Words matter. However, it has become clear that the term “feminism” has been revamped to mean something completely different than its original concept. Dictionary.com says it’s an ideology “advocating social, political, and all other rights of women equal to those of men.” Well that’s hardly helpful. What about the rights of women still in utero?
If one asks the average woman on the street what it means to be a feminist, she may say one must support equal pay for equal work. Were that true, we would all be feminists.
Unfortunately, that’s neither the historical meaning, nor the philosophy of the ubiquitous female branch of the professional left. No, true feminist ideology is steeped in Marxist thought. The government must redistribute wealth, control businesses to make them hire us, and even take on the responsibility of raising our children via government daycare for us to be equal.

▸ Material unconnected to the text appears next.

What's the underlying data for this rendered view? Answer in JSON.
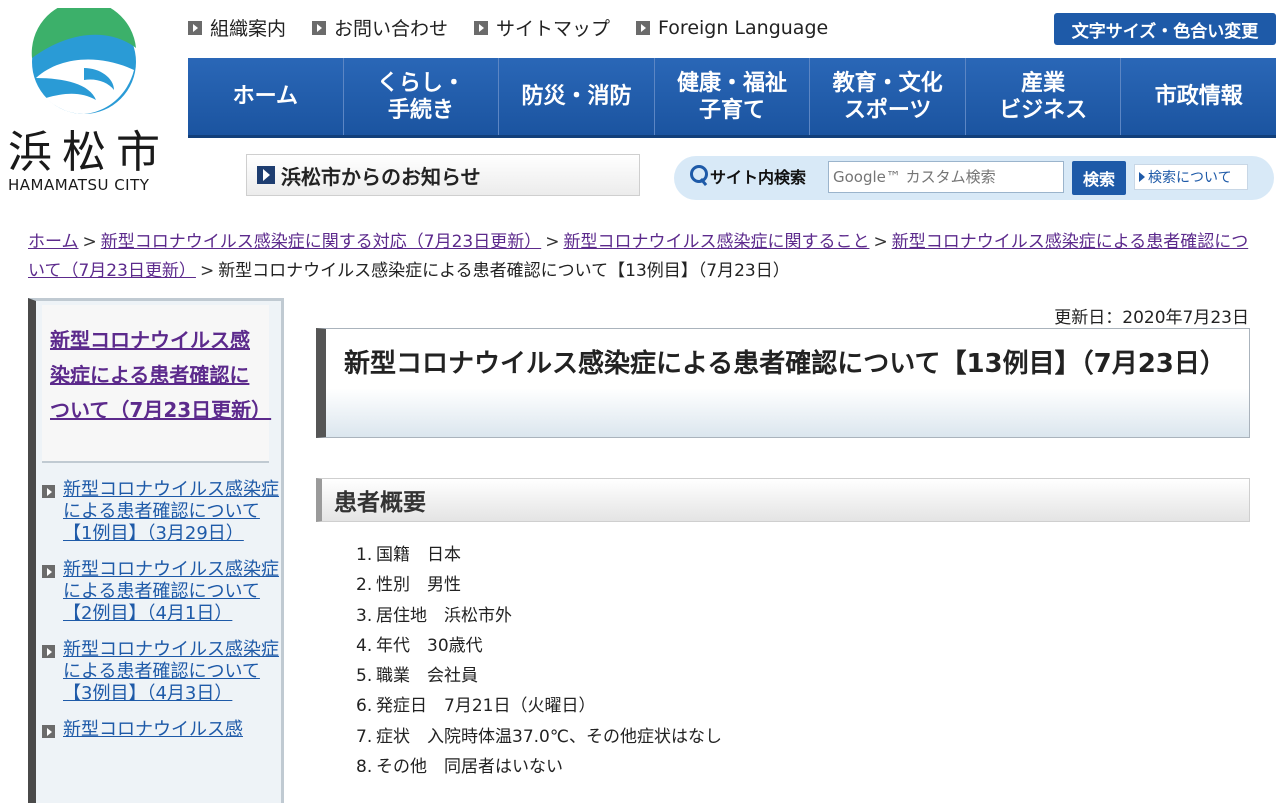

Essentially entwined in that idea is government-funded abortion, because women can never be free without breaking the heavy bonds of motherhood. By their reckoning, those darned kids are keeping us down, and frankly, capitalism is the enemy. They are NOT proud of our country or its Founding Fathers.
And finally, they are anything but orthodox in their religious beliefs, if they believe in any kind of God at all. I was blown away by the radical notions of religion espoused at the Fourth U.N. Conference on Women in Beijing, China, in 1995. It was a rude awakening for this southern belle to the ugly intentions behind the pretty words. The word “patriarchy” was used to describe any Biblical tradition, and, instead, they advocated a “re-imagining” of religion to embrace goddess worship. In fact, Christianity was specifically cited to be the main culprit in the subjugation of women.

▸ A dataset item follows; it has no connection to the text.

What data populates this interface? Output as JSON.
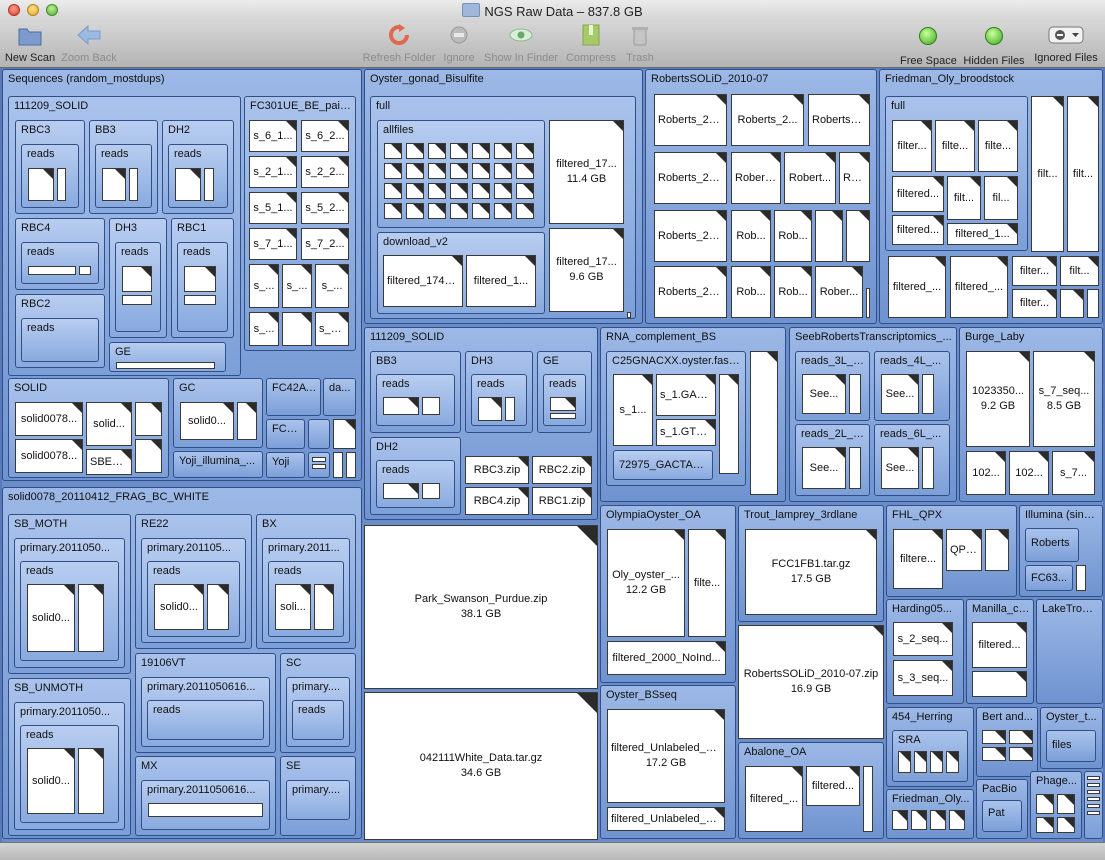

No, I am not a feminist. I stand with the strong traditionalists who, throughout history, have seen the world quite differently. Women like Abigail Adams contributed to the founding of our nation but sought no official title. Susan B. Anthony advocated for the right to vote but believed in the rights of the unborn. I can’t be a feminist, because I love my family and make choices based on what’s best for all of us. I love my country and believe both capitalism and democracy are the essential building blocks for a healthy economy and prosperity for all citizens. And most importantly, I love my God and believe that He sent His Son to free us all. Galatians gives us the message of real freedom and equality: “There is neither Jew nor Greek, there is neither slave nor free, there is neither male nor female; for you are all one in Christ Jesus” (Galatians 3:28).
I am a traditionalist, and I hope others will join me in rediscovering and embracing that label.